Year of Publication: 1967
Number of Pages: 229 pages
Genre: Horror
This book is an interesting and entertaining slice of urban horror. Rosemary Woodhouse and her actor husband, Guy, move into a New York apartment building with a long and sinister history. Before long, however, they have settled in and befriended the nice elderly couple next door, Minnie and Roman Castevet. Rosemary is ecstatic when she falls pregnant. However her pregnancy is a particularly difficult one, as she finds herself crippled with agonising pains and also noticing that her husband is acting very strangely, and her neighbours are taking a very strong interest in her and her baby. Rosemary quickly comes to suspect that she is at the centre of a bizarre and powerful occult conspiracy.

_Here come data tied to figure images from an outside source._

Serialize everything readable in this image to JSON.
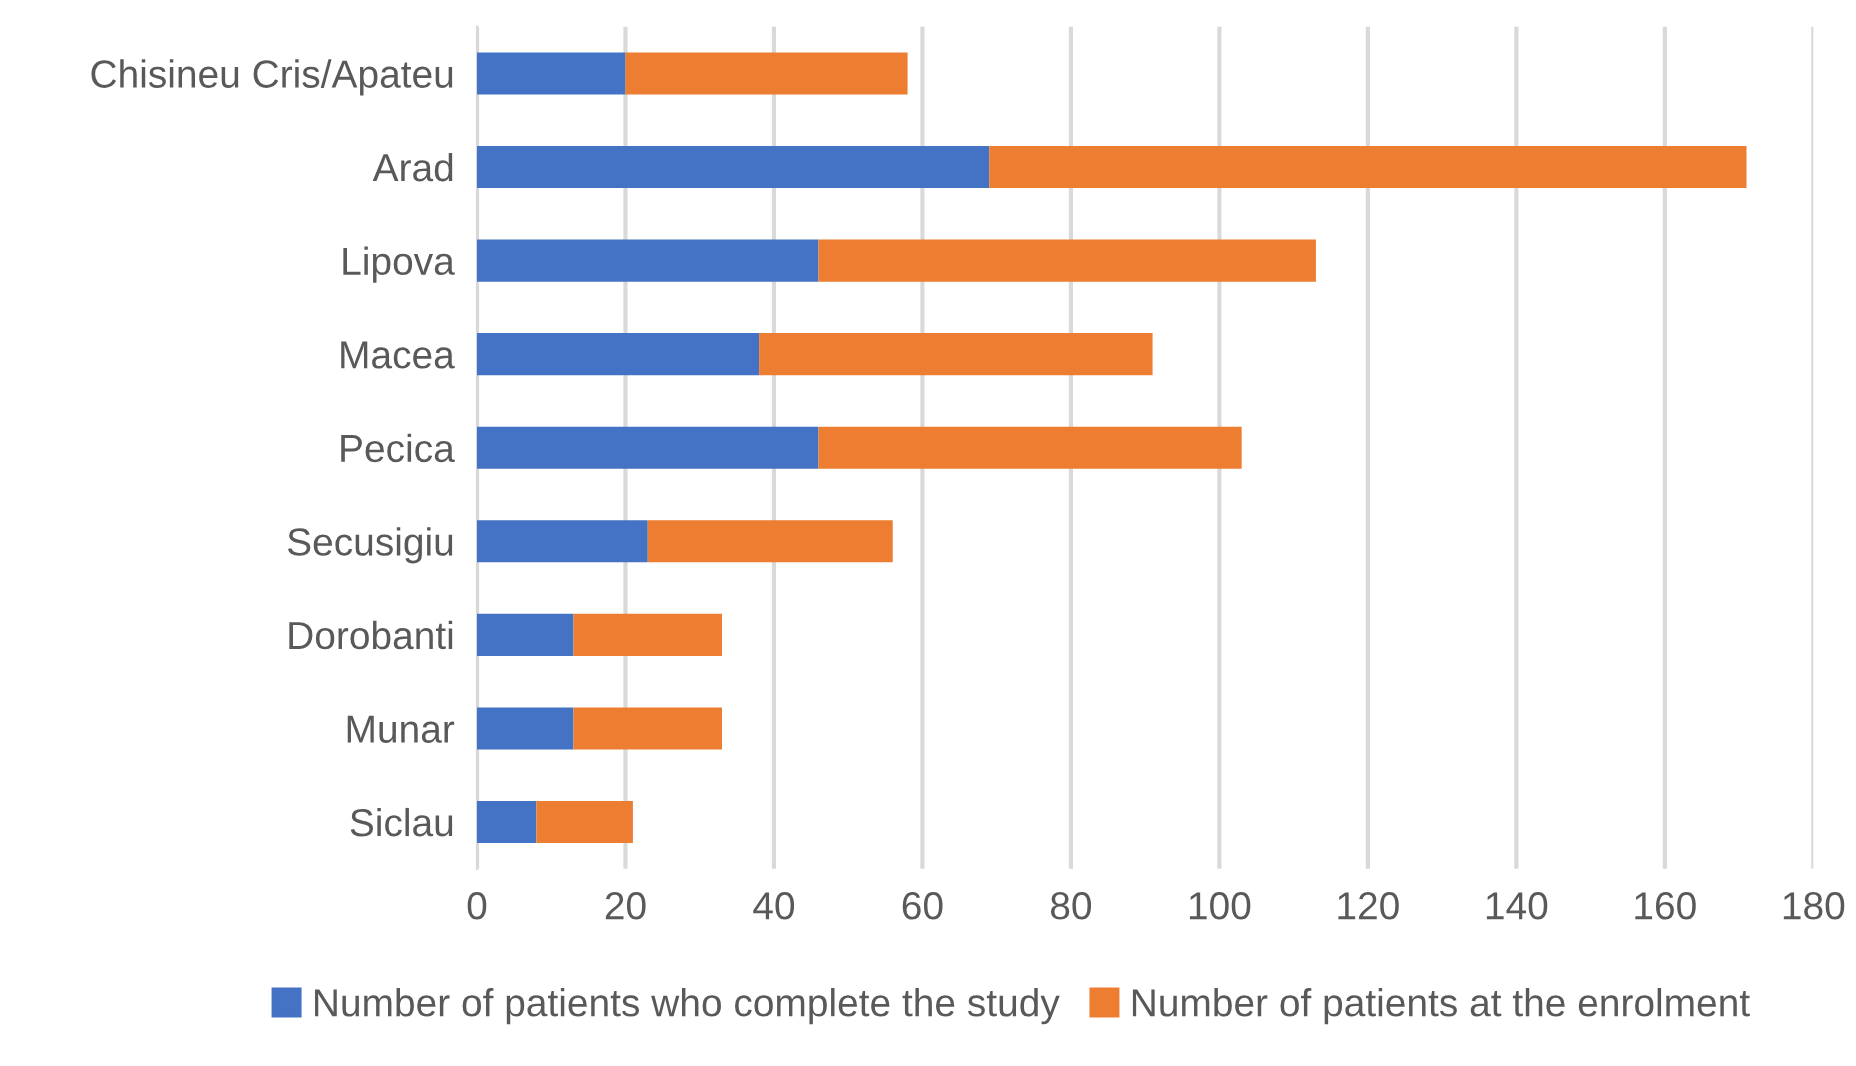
{
  "chart_data": {
    "type": "bar",
    "orientation": "horizontal",
    "stacked": true,
    "categories": [
      "Chisineu Cris/Apateu",
      "Arad",
      "Lipova",
      "Macea",
      "Pecica",
      "Secusigiu",
      "Dorobanti",
      "Munar",
      "Siclau"
    ],
    "series": [
      {
        "name": "Number of patients who complete the study",
        "color": "#4472c4",
        "values": [
          20,
          69,
          46,
          38,
          46,
          23,
          13,
          13,
          8
        ]
      },
      {
        "name": "Number of patients at the enrolment",
        "color": "#ed7d31",
        "values": [
          38,
          102,
          67,
          53,
          57,
          33,
          20,
          20,
          13
        ]
      }
    ],
    "xlim": [
      0,
      180
    ],
    "xticks": [
      0,
      20,
      40,
      60,
      80,
      100,
      120,
      140,
      160,
      180
    ],
    "grid": "x",
    "legend": "bottom"
  }
}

With this book, Satanic horror and the occult moved out of English mansions and mouldering castles and moved into modern day Manhattan. The fantasy elements take place among an immediately recognisable contemporary backdrop. The book was written and set in the mid-sixties and there are numerous references to the culture and events of the time. This was very new at the time, before authors such as Stephen King anchored their ghostly imaginings with pop culture references and brand names. The novel was a major best-seller in it's day, in no doubt helped by it's modern day references. However, reading it now nearly 45 years later, it feels quite dated. The book is very much a product of it's time, and some of the attitudes and language are quite un-PC by modern standards.
The book is well written and well paced. The horror elements are mostly downplayed for the majority of the book, with hints and insinuations cropping up here and there. It's a novel of urban paranoia, pretty early on the reader comes to believe that pretty much everyone is against Rosemary, and nine times out of ten they are. Here you have every reason to be suspicious of your neighbours, your husband and your friendly neighbourhood doctor, who comes so highly recommended. One of the central set-pieces in the book is a memorable and skillfully written sequence where Rosemary believes that she is dreaming about being raped by the Devil (or is she dreaming), which collides with other dreams and memories to create a powerfully disturbing sequence. There is also a lot of humour in the book, a lot of which does read like a weird kind of Woody Allen style New York comedy. There's not a million miles between humour and horror, and both are very difficult to pull off well, and even more difficult to blend as well as the book does. Another major theme in the book is religion. Guy describes himself as an atheist and Rosemary describes herself as an agnostic, but the novel makes it clear that deep down she is a good small town Catholic girl. There are a couple of references to the "God is Dead" controversy that was going on in the late sixties. That may be so, the book says, but his opposite number is just getting started.
Many people will know Rosemary's Baby best from the acclaimed 1968 movie version, directed by Roman Polanski and starring Mia Farrow as Rosemary and John Cassevetes as Guy. The movie is remarkably faithful to the book, and fans of the movie will probably enjoy the novel and vice versa. Ira Levin once stated that at one point in the book Guy makes a reference to buying a shirt after seeing it advertised in The New Yorker magazine and Polanski rang him up and asked Levin what issue of the magazine the shirt had been advertised in, and Levin had to admit that he had just made it up.
Ira Levin published a sequel, Son of Rosemary, in 1997.